Mise à jour des paramètres du prélèvement à la source pour 2026
La promulgation de la loi n° 2026-103 du 19 février 2026 de finances pour 2026 entraîne l’actualisation de plusieurs paramètres utilisés dans le cadre du prélèvement à la source (PAS).
Ces évolutions concernent notamment les dispositifs mis en œuvre par les collecteurs via la DSN et la déclaration PASRAU, qui permettent la transmission des informations relatives au prélèvement à la source et l’application des taux transmis par la direction générale des finances publiques (DGFIP).

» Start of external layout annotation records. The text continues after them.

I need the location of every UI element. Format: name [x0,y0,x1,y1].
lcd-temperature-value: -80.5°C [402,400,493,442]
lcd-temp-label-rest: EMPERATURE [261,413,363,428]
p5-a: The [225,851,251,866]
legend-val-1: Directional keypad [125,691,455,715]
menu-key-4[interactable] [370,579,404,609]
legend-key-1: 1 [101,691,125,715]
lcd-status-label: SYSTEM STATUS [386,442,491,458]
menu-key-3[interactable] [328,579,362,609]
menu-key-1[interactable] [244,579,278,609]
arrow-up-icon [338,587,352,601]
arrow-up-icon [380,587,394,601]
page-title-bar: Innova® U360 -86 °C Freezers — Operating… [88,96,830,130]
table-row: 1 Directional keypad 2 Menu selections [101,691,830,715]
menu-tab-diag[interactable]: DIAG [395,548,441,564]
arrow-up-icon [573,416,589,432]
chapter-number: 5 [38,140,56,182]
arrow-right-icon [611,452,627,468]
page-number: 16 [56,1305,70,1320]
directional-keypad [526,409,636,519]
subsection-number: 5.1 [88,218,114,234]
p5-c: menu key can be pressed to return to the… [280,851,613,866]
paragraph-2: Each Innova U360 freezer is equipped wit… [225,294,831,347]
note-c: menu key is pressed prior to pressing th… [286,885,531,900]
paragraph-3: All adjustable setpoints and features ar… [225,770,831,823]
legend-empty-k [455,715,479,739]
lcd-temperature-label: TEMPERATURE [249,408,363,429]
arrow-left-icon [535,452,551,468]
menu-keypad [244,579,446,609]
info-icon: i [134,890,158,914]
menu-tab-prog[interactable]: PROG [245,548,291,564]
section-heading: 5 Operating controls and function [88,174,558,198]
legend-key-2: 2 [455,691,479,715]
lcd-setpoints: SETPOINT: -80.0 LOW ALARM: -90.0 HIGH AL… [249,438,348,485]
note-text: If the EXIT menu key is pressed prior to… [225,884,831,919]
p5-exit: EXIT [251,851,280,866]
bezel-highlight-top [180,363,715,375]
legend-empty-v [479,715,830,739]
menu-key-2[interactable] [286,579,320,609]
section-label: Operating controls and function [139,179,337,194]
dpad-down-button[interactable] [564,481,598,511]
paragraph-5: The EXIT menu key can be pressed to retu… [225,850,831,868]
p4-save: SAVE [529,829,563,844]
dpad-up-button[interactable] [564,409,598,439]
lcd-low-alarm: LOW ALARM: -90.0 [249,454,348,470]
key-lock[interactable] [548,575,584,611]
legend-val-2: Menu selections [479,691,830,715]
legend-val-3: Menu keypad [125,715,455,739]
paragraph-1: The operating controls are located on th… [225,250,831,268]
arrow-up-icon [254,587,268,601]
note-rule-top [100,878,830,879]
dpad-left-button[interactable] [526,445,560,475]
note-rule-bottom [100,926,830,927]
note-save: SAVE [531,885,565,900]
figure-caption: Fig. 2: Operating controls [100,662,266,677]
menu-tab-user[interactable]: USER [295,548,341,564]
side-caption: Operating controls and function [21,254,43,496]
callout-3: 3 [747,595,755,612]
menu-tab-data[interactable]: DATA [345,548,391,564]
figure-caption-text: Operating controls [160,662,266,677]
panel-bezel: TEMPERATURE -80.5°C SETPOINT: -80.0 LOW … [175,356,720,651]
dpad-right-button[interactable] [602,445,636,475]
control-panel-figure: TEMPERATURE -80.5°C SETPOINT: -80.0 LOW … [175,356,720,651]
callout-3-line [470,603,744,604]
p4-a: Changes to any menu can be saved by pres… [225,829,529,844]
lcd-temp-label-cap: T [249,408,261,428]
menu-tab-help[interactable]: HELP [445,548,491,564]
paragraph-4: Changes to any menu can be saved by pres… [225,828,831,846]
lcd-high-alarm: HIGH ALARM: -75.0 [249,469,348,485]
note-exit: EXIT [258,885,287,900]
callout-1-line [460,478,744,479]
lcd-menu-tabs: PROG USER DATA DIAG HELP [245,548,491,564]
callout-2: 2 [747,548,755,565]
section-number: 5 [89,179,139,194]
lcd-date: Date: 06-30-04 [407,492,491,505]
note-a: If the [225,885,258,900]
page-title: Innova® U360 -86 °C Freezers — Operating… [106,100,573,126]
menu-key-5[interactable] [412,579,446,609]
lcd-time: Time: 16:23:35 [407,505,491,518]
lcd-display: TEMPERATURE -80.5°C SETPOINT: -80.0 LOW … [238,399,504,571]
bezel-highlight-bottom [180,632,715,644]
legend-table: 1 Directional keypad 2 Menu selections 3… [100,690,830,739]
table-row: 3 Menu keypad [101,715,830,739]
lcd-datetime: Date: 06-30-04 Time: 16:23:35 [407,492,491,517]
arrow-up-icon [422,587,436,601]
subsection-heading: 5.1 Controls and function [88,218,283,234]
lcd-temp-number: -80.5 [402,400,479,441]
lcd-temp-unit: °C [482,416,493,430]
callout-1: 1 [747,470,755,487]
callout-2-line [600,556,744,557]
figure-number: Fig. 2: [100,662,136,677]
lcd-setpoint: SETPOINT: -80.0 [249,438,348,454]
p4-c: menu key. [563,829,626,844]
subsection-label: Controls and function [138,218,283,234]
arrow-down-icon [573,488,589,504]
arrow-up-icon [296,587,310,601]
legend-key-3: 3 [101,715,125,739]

Plusieurs montants techniques sont ainsi revalorisés pour l’année 2026.
En premier lieu, l’abattement applicable aux contrats courts en l’absence de taux personnalisé est actualisé. Cet abattement, correspondant à la moitié du SMIC mensuel, est désormais fixé à 748 € pour 2026.
Par ailleurs, le plafond d’exonération applicable aux apprentis et aux gratifications de stage est également mis à jour. Pour l’année 2026, ce seuil est fixé à 21 876 €.
Ces paramètres doivent être pris en compte lors de la détermination de la base de prélèvement à la source lorsque les situations concernées se présentent.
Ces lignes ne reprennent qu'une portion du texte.